The Medal community, which includes more than 1% of all content creators on YouTube, Twitch, and more, creates more than 2 million clips per day. The company recently acquired livestreaming platform Rawa.tv (which powers Medal’s new sessions feature allowing users to play, record, and edit together) and gameplay clip and editing tools GifYourGame and Fuze.tv in order to expand the platform’s editing and cloud rendering capabilities.
“We use the Rawa.tv technology to power all of it,” he said. “They built this really capital-efficient infrastructure for livestreaming, which we were able to then plug into our user base. That has paid dividends for us.”
While other companies are focusing on using machine learning to capture game videos, de Witte said the company moved away from that. But it uses AI to capture possible moments in the background so you can go back and find the moments.
Once someone starts capturing clips, they do it on an average of about 10 times a week.
“I think very soon we will get to where the barrier to entry on capturing moments in digital worlds is lower than capturing moments in the real world,” he said. “You don’t have to consciously turn on a recorder.

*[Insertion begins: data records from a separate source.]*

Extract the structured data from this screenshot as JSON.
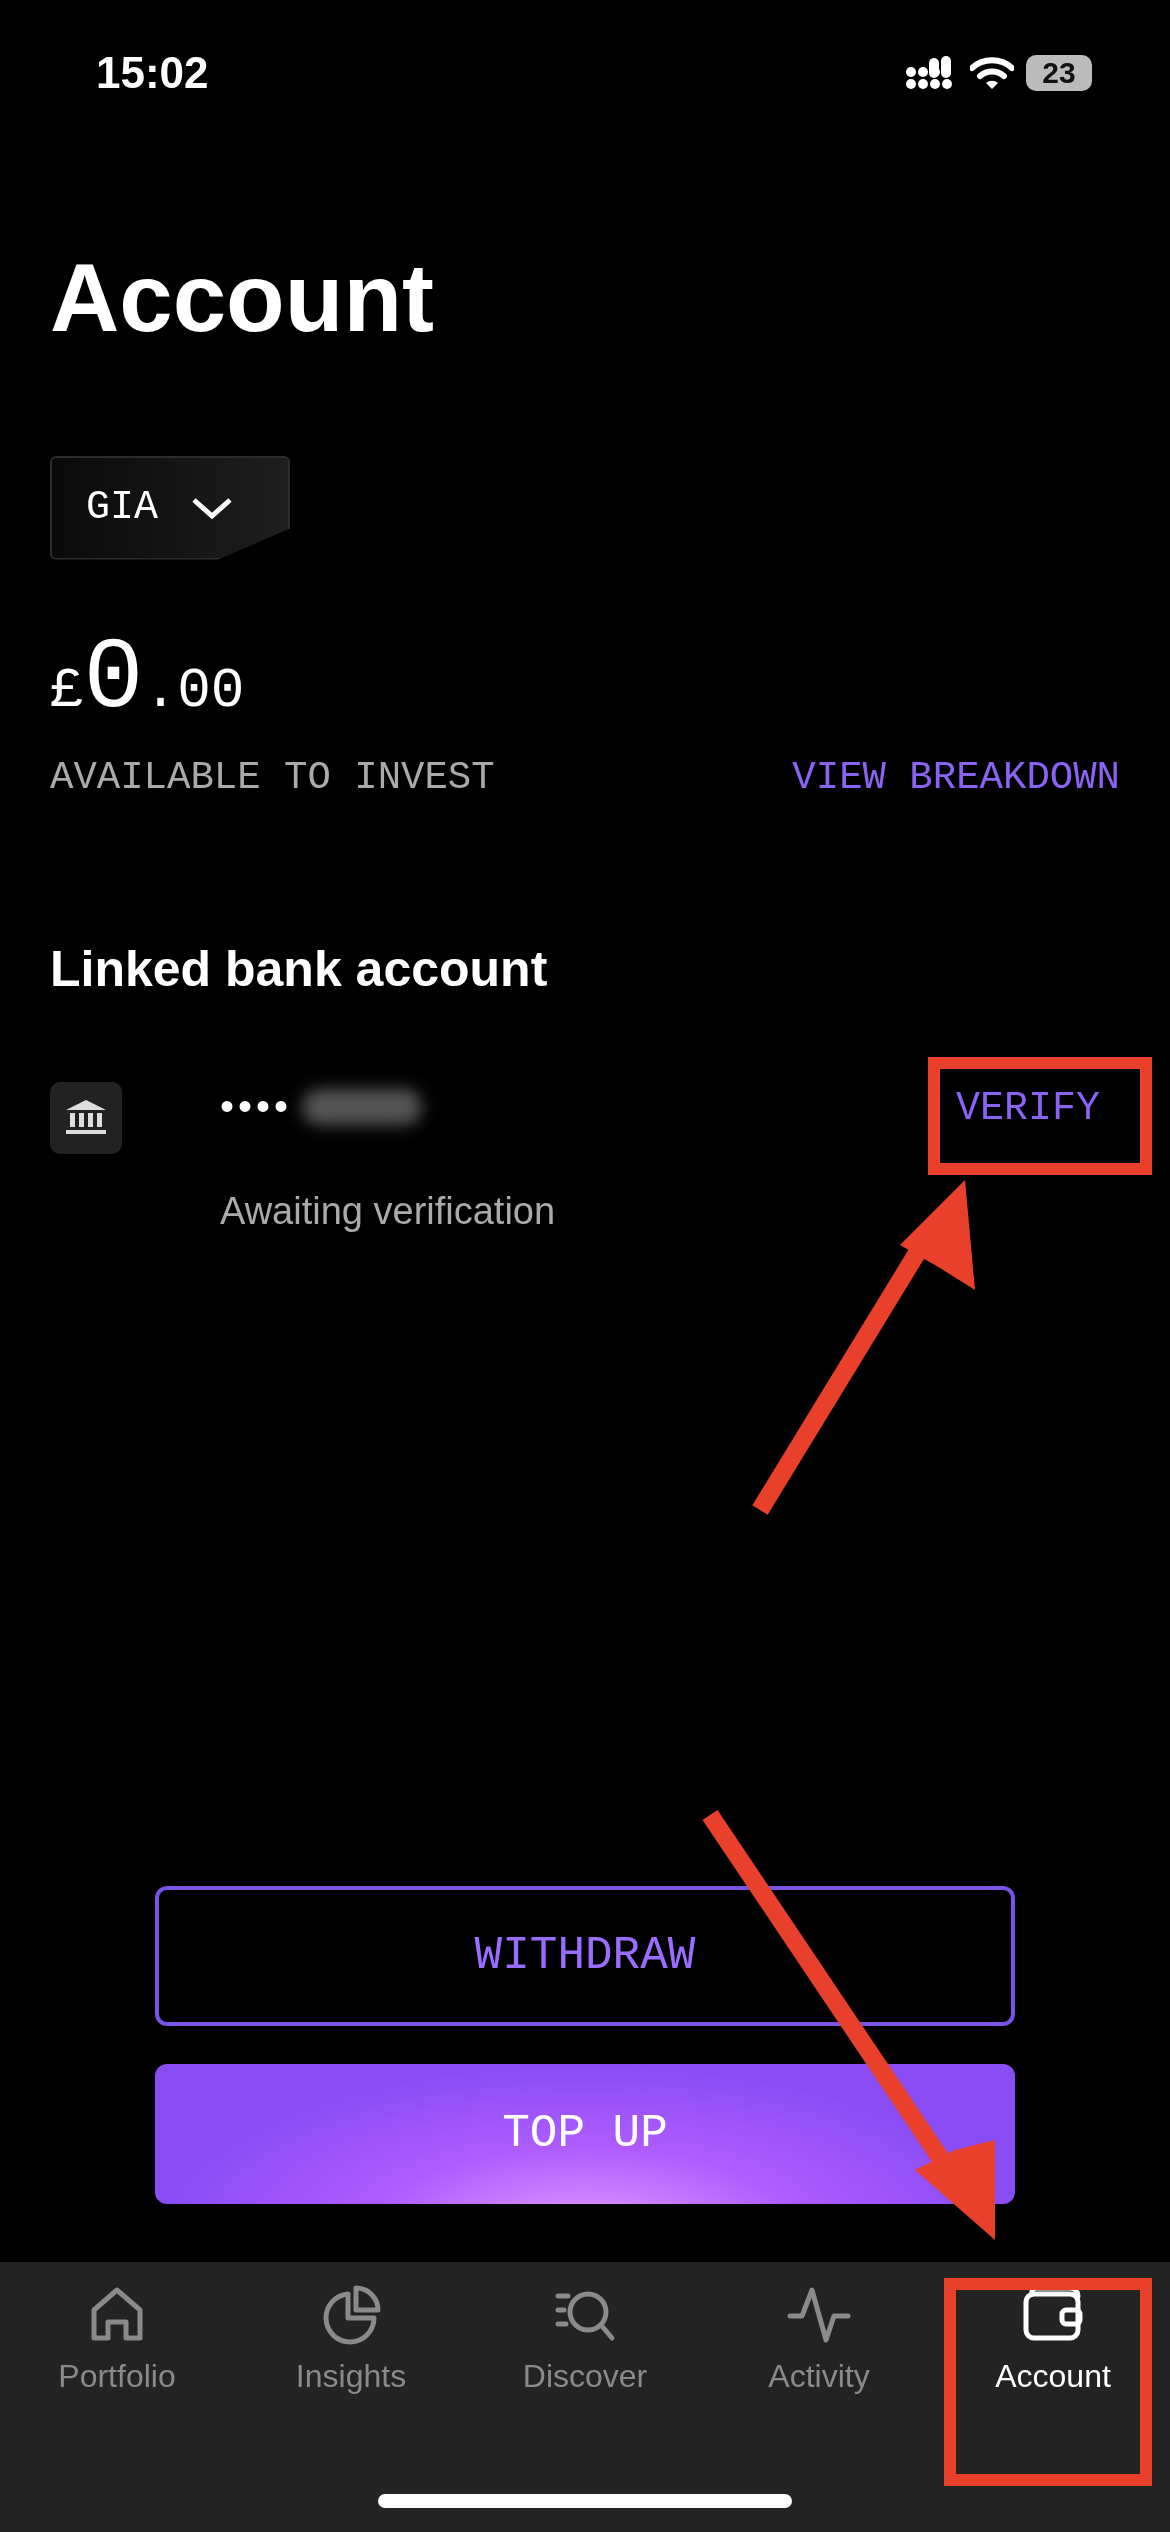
{
  "status_bar": {
    "time": "15:02",
    "battery": "23"
  },
  "title": "Account",
  "account_picker": {
    "value": "GIA"
  },
  "balance": {
    "currency": "£",
    "whole": "0",
    "fraction": ".00",
    "label": "AVAILABLE TO INVEST",
    "link": "VIEW BREAKDOWN"
  },
  "linked_bank": {
    "heading": "Linked bank account",
    "masked_number": "••••",
    "status": "Awaiting verification",
    "action": "VERIFY"
  },
  "buttons": [
    {
      "label": "WITHDRAW",
      "kind": "outline"
    },
    {
      "label": "TOP UP",
      "kind": "filled"
    }
  ],
  "tabs": [
    {
      "label": "Portfolio",
      "selected": false
    },
    {
      "label": "Insights",
      "selected": false
    },
    {
      "label": "Discover",
      "selected": false
    },
    {
      "label": "Activity",
      "selected": false
    },
    {
      "label": "Account",
      "selected": true
    }
  ]
}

You just hit the button and then you can rewind life.”
Also, as part of the third round, Medal’s chief operating officer Aurora Klæboe Berg has joined the board of directors.
This growth, both directly and through these acquisitions, enabled the company to create Medal 3.0, a super-powered new version of Medal with a greatly expanded focus on connecting gamers to their friends, their peers, and their gaming communities. Moving forward, these funds will be used for further strategic acquisitions, expanding R&D, and attracting key talent as Medal transforms into a vertically integrated social network in the gaming industry.
Medal believes that, as much of our social interaction has moved online, video games have become a major vehicle for daily online interaction. Recording and sharing gaming moments is a vital part of how gamers communicate with friends and broader gaming communities. These clips serve users as a way to stay in touch with friends, show off their best moves on social media, and promote their own YouTube and Twitch channels.
“We think that honing in on the memory segment and really focusing the product on that is going to get us to tens of millions of views,” de Witte said.
With the introduction of Medal 3.0, Medal is now a place to not only capture gaming moments but to do so within a vibrant gamer community. A new sessions feature lets gamers play together live, talk, chat, and clip moments from every perspective in real time.
With a full suite of new editing effects, users can express themselves through the moments they experience in new ways. Medal will use the funds raised to aggressively grow even further.
The company has about 80 employees, and it has raised $70 million to date.
“It’s a good time opportunistically to raise money,” de Witte said. “It’s a great time where people are interested in the space and are making big bets.”